Obama’s version of “pluralism” has always been an integral part of his message. He first gained national prominence with his speech at the 2004 Democratic National Convention, where he spoke charismatically about how we should resist pundits’ efforts to “carve our country up into red states and blue states.” » rather than seeing us as simply the United States. His message has always been anti-polarization.
As president, Obama secured a progressive form of health care reform through Congress – the Affordable Care Act, aka “Obamacare” – but this reform preserved fundamental injustices in the system.
Many Americans stay at jobs they hate for fear of losing their employer health insurance. Others have no insurance at all, sometimes leading to terrible consequences, such as diabetics dying when they try to ration their insulin. And even those lucky enough to be insured often face a bureaucratic nightmare when they have medical emergencies.
For-profit insurance companies have a vested interest in “delaying, denying and defending” their customers’ claims. That phrase is the title of a 2010 book about the industry by Rutgers law professor Jay Feinman. And the words “delay,” “deny” and “submit” were allegedly written on bullet casings found at the scene where UnitedHealthcare CEO Brian Thompson was killed in New York the day before Obama’s speech. If you want to know whether Obamacare reforms were enough to quell ordinary Americans’ anger toward our health care system, look no further than the online reactions to this shocking act of violence.

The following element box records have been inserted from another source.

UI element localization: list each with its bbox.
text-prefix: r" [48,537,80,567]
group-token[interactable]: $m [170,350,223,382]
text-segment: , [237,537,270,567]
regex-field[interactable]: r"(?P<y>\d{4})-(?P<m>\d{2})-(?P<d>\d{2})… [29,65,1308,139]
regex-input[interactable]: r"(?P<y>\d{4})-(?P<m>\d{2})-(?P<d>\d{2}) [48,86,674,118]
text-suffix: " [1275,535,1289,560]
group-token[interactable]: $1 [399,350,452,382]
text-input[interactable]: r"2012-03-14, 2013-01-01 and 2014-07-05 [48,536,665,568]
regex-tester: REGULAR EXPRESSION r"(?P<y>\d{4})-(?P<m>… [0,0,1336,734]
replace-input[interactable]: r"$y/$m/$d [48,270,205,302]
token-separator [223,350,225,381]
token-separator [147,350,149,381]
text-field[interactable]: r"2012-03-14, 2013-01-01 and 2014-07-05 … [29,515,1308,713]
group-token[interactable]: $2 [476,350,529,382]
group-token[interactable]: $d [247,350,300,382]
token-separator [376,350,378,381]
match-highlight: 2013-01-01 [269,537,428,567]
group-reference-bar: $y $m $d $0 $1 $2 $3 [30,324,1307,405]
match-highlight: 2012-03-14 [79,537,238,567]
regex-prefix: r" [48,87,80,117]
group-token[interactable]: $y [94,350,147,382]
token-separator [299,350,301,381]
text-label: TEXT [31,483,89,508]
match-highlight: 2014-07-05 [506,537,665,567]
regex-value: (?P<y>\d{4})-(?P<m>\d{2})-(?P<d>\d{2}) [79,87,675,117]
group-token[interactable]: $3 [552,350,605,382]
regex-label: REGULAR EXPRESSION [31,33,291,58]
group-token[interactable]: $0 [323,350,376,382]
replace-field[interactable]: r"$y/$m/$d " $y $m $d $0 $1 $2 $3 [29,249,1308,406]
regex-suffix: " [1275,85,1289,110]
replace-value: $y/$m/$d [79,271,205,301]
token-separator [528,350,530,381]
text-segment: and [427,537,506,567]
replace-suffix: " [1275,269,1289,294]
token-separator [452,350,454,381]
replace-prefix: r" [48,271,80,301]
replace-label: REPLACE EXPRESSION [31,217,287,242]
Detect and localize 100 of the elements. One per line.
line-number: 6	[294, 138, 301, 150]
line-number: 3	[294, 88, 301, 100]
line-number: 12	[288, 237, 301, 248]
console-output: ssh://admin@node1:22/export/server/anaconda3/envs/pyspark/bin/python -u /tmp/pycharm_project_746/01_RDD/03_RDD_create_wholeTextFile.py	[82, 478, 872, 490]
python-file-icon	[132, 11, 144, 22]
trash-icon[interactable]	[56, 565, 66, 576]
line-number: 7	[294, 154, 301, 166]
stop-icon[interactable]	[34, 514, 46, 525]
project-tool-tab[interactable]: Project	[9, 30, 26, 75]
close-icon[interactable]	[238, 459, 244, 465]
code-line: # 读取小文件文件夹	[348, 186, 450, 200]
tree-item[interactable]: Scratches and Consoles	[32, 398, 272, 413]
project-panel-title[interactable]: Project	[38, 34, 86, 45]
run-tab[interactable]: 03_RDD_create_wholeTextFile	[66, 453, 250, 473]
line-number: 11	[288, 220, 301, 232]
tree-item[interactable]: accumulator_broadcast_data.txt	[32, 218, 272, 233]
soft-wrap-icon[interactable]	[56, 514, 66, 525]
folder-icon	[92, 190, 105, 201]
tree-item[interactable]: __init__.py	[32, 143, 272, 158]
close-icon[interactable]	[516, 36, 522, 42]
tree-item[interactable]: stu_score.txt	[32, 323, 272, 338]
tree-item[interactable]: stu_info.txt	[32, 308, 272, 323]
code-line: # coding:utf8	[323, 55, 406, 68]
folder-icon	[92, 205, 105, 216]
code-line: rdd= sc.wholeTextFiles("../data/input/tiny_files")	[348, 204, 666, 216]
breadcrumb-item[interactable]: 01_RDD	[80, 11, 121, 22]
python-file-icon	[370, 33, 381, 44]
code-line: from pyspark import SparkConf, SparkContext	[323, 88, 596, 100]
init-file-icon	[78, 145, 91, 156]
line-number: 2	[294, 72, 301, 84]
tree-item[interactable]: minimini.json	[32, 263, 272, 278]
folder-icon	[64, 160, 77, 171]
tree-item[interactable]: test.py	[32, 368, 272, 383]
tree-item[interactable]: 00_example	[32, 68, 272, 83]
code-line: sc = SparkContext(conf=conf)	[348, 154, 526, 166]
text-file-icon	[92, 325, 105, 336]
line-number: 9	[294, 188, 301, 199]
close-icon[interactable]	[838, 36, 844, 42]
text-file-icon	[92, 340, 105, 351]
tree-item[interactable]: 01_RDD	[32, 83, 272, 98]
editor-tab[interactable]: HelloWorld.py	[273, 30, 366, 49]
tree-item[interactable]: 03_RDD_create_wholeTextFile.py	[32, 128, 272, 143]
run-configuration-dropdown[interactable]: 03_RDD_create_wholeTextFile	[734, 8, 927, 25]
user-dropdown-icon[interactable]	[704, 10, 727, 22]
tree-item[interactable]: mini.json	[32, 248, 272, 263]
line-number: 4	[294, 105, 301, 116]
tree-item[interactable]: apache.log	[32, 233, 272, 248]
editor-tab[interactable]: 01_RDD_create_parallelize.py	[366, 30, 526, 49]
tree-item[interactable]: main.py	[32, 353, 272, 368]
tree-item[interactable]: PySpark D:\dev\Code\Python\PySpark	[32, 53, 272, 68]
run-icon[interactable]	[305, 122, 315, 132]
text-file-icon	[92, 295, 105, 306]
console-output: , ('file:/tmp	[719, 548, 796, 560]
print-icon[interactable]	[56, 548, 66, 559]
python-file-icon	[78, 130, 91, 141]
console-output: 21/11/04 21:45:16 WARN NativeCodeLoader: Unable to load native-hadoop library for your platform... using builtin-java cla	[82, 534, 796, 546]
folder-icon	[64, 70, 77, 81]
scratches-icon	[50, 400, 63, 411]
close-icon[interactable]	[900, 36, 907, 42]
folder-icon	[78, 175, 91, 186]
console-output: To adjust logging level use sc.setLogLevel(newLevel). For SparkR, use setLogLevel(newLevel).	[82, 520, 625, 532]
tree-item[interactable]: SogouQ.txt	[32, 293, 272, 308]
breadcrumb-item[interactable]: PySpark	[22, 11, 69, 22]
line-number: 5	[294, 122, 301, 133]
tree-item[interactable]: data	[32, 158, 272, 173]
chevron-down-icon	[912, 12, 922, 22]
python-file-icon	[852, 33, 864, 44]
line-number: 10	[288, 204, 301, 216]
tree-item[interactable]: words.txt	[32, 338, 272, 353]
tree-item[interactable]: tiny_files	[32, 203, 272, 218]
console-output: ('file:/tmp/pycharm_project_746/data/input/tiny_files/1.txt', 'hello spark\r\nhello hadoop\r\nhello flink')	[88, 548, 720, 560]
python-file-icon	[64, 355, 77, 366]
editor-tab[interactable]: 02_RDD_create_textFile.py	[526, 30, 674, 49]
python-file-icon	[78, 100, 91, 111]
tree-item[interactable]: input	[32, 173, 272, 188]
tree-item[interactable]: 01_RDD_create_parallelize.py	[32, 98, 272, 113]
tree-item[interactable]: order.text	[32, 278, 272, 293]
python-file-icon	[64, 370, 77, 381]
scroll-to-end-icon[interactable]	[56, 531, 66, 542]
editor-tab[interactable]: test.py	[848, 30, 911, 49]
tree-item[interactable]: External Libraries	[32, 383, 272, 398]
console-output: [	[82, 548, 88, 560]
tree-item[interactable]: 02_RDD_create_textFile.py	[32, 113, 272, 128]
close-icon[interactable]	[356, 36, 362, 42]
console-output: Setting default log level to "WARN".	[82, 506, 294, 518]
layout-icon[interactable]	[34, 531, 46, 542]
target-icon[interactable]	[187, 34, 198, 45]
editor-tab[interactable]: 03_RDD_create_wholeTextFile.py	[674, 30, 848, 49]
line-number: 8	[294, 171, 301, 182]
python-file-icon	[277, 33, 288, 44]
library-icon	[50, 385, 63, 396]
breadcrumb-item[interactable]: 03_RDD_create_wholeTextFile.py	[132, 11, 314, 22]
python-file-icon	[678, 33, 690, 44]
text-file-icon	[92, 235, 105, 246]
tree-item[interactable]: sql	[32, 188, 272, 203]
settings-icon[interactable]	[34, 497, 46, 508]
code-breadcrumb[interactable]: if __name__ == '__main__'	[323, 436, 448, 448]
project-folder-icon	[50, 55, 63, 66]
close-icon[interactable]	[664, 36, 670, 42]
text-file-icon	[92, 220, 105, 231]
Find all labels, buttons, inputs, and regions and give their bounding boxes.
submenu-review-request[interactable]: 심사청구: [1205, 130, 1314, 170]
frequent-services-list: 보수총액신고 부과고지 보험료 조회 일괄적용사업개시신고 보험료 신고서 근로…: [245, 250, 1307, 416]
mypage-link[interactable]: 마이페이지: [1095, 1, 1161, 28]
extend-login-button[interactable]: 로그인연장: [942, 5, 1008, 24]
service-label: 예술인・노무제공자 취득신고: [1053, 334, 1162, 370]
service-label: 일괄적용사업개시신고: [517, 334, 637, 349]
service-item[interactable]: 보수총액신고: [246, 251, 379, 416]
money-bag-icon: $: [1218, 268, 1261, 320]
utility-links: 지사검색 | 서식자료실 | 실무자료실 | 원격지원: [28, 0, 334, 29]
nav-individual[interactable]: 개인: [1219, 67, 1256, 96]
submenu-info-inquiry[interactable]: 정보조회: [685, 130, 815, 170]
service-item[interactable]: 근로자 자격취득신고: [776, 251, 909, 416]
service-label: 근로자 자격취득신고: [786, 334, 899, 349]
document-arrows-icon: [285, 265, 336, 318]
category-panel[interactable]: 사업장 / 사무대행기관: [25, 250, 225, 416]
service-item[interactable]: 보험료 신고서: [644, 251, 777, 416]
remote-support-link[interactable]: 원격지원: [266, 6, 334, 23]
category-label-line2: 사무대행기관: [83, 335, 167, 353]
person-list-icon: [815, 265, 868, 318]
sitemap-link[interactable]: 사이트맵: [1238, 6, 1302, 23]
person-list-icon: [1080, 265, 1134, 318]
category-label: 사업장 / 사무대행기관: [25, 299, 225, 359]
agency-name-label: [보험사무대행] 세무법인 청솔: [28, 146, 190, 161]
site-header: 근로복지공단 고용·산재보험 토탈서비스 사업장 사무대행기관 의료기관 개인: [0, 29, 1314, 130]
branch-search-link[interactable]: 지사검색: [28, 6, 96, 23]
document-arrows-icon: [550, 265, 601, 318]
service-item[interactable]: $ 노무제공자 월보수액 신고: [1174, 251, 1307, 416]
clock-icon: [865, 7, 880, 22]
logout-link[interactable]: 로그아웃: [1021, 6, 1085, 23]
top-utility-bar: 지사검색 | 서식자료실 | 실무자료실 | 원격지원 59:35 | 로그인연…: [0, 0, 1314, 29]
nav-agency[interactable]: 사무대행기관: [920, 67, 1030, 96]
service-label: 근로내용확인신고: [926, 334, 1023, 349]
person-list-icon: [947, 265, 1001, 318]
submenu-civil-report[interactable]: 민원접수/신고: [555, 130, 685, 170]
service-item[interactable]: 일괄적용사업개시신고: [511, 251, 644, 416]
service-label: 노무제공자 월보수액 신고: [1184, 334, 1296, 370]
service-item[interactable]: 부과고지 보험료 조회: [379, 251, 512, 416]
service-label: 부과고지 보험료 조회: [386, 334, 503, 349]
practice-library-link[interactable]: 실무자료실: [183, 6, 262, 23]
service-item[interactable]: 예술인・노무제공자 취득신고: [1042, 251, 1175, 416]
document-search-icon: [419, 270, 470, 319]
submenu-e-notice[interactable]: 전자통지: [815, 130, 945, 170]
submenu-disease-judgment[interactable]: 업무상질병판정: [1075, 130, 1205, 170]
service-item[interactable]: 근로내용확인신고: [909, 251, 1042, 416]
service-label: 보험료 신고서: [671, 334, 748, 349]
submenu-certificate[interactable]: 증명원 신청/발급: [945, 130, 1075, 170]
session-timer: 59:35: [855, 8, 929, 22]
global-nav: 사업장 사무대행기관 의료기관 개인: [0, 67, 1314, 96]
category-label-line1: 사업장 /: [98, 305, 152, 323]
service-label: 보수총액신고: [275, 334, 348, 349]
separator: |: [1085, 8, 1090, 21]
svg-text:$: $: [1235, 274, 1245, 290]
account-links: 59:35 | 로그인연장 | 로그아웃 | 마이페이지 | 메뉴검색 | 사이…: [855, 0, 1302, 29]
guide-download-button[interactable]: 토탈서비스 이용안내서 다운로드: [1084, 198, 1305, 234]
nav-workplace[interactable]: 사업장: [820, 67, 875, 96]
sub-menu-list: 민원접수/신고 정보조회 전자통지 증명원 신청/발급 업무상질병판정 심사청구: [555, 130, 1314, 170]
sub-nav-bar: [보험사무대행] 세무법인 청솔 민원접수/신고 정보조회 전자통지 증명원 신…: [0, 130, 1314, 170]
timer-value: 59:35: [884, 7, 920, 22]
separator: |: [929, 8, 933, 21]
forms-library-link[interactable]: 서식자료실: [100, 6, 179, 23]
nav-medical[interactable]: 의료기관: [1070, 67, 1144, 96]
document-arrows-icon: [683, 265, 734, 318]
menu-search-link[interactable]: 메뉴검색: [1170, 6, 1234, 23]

During Obama’s eight years in office, America’s wars in the Middle East progressed slowly. This was a crucial factor in the rise of Trump, who successfully presented himself (deceptively) as “anti-war.” And on the economic front, Obama continued George W. Bush’s policy of bailing out “too big to fail” banks while leaving homeowners who lost their homes in the 2008 crash underwater. oversaw eight years of rising economic inequality.
He is not interested in giving the working class as a whole more structural power in our economy or society. In other words, it’s the same old centrism.
Those eight years saw flashes of left-wing populist outrage like Occupy Wall Street and Bernie Sanders’ first campaign. However, these were easily defeated by the powers that be, from the NYPD clearing out Zuccotti Park protesters to the Democratic Party suppressing the Sanders insurrection. And in the end, all that populist energy had nowhere to go but Trump.
Obama’s liberalism is far more concerned with breaking glass ceilings for deserving fighters than with raising the threshold of material security for all. And this is exactly the kind of liberalism that failed the first time – so spectacularly that a grotesque pseudo-populist demagogue was Obama’s immediate successor.
Now Obama’s vice president, Joe Biden, is running out of time in his presidency, and Trump is returning to power, this time with much greater support from the working class. Meanwhile, many Americans are so desperate to fix their society through politics that they are willing to applaud an assassin who murdered a healthcare CEO in broad daylight on the streets of Manhattan.
We urgently need a far better response to the current crisis than anything offered by the dominant faction of the Democratic Party. And the first step is to stop listening to Barack Obama.